Difficulty: ★☆☆☆☆ Price: low Servings: two Prep time: 5 min Cook time: 10 min
Ingredients
One cup of rolled oats.
Two cups of water or unsweetened plant-based milk
1 ripe avocado
1 tablespoon of olive oil
1/4 teaspoon of ground black pepper
1 tablespoon of lemon juice
1/4 cup of cherry tomatoes, halved (optional)
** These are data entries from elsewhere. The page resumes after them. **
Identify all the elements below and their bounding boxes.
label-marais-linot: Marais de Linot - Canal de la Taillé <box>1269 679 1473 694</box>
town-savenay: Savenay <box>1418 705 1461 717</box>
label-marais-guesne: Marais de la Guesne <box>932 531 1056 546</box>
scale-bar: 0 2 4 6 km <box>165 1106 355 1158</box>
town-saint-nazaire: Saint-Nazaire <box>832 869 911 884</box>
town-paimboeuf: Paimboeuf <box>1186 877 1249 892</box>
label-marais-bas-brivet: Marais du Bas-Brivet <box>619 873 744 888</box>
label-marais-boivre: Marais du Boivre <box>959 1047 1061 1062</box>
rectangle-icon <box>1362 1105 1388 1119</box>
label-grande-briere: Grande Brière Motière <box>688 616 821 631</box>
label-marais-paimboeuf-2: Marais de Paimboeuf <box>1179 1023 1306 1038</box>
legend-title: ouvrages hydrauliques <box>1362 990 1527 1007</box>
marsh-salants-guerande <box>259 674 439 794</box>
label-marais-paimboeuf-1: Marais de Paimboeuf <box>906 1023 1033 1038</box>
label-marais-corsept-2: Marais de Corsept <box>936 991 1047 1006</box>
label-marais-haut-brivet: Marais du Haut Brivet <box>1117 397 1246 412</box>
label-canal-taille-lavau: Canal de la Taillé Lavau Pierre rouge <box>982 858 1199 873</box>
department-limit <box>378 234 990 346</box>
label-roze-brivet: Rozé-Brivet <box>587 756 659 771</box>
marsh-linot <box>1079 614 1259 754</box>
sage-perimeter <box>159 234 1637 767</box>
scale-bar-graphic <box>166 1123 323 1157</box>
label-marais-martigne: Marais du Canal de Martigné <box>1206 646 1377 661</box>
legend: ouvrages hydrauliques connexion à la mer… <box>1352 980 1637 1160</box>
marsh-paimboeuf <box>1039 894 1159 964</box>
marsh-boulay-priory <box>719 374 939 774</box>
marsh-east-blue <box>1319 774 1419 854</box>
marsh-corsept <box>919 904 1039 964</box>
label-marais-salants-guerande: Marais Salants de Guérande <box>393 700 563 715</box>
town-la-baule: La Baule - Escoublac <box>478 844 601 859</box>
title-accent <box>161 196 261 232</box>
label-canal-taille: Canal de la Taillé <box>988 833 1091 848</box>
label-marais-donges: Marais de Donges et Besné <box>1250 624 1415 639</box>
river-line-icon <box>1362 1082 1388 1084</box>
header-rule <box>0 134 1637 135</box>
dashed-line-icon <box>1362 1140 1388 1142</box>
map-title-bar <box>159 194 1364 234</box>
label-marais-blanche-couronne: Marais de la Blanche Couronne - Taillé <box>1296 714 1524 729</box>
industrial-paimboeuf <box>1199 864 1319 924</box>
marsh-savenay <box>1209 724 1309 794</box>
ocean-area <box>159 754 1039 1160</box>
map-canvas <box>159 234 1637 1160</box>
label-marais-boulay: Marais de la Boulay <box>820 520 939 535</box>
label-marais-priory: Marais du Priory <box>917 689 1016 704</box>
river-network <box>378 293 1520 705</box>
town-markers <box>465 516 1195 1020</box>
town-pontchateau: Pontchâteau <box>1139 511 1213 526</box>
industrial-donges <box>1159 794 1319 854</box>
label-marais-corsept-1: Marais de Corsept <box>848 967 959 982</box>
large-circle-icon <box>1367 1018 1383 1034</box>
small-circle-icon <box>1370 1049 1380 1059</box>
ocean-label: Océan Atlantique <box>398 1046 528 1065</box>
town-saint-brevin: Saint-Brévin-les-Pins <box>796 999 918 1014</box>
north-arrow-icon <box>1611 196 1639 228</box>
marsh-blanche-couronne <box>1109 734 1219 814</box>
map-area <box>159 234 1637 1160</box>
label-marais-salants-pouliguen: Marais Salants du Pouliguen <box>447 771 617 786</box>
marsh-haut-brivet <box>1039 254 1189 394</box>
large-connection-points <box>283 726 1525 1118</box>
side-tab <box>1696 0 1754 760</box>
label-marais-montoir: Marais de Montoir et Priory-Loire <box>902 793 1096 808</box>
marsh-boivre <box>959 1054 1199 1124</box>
1 tablespoon of chia seeds
1/4 cup of fresh chopped herbs (e.g., parsley or cilantro)
Instructions
Bring water or plant-based milk to a boil in a saucepan. Stir in the rolled oats and simmer gently until soft, about 25-30 minutes, stirring occasionally to prevent sticking.
While the oats are cooking, scoop out the avocado flesh and mash it in a separate bowl with a fork until it is smooth, then mix in the lime juice.
Divide the cooked oats into two bowls and top each with the mashed avocado. For a nice touch, you can add cherry tomatoes and chia seeds.
Finish by sprinkling with fresh herbs.
Nutritional value (per serving)
Calories: 300 kcal Fat: 18 g Unsaturated fat: 15 g Protein: 6 g Carbohydrates: 30 g Fiber: 10 g Sodium: 20 mg Potassium: 550 mg
Cholesterol-lowering ingredients: Oats. Avocado. Olive Oil.